AbstractThe Modification of Final Judgement (MJF) is now 10 years old. The MFJ was a historic change in US antitrust policy and in telecommunications policy. Pre‐divestiture AT&T was divided into a single company, AT&T, which was allowed to compete in long‐distance markets, telecommunications equipment markets and (with some delay) information service markets. Seven regional Bell Operating Companies (RBOCs) were permitted to provide local service and nearby long‐distance service. However, the BOCs were not permitted to enter the three markets reserved for AT&T. In 1991 the Information Services restriction was eliminated for the BOCs. However, the ban on provision of (interLATA) long distance and equipment remains.

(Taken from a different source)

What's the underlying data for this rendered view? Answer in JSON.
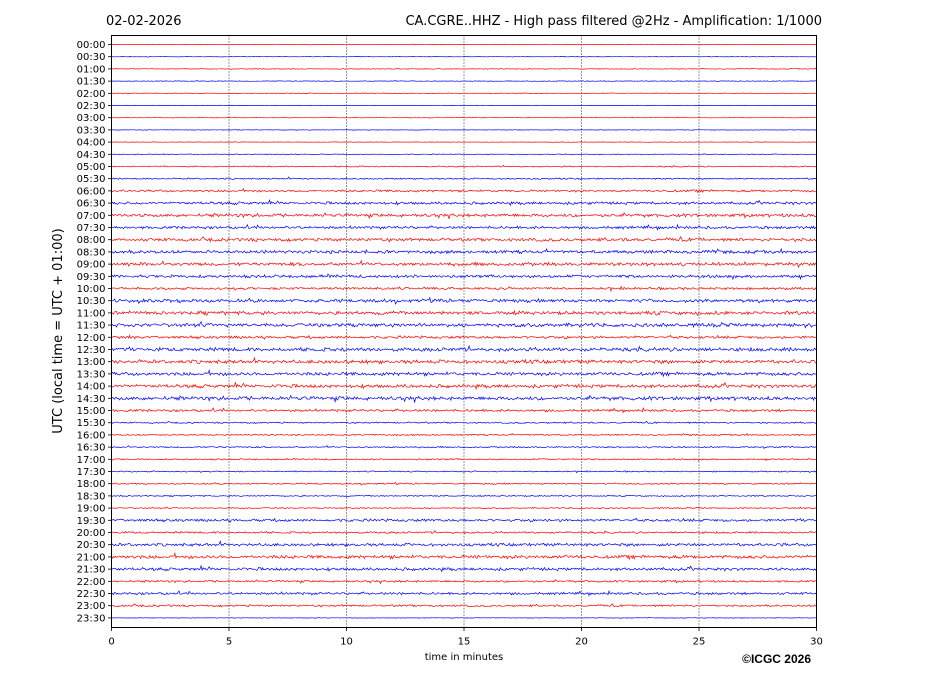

The policy experiment was quite interesting since no other nation has followed the USA, despite numerous other countries ending the formerly monopoly status of their telecommunications provider. In this paper I evaluate how competitive the remaining markets reserved for AT&T, and from which the BOCS are banned, have become. I conclude that (interLATA) long‐distance market for residential and small business users, by far the largest fraction of users of long distance is currently uncompetitive. AT&Ts prices are constrained by FCC regulation, not by competition. AT&T has market power and is exercising market power. For equipment markets, I find a good deal more competition. However, I conclude that the BOCs could not impede competition in long distance and that removal of the MFJ restrictions would be pro‐competitive. Thus, I conclude that removal of the MFJ estrictions on the BOCs would be pro‐competitive, would increase economic efficiency, and would improve consumer welfare.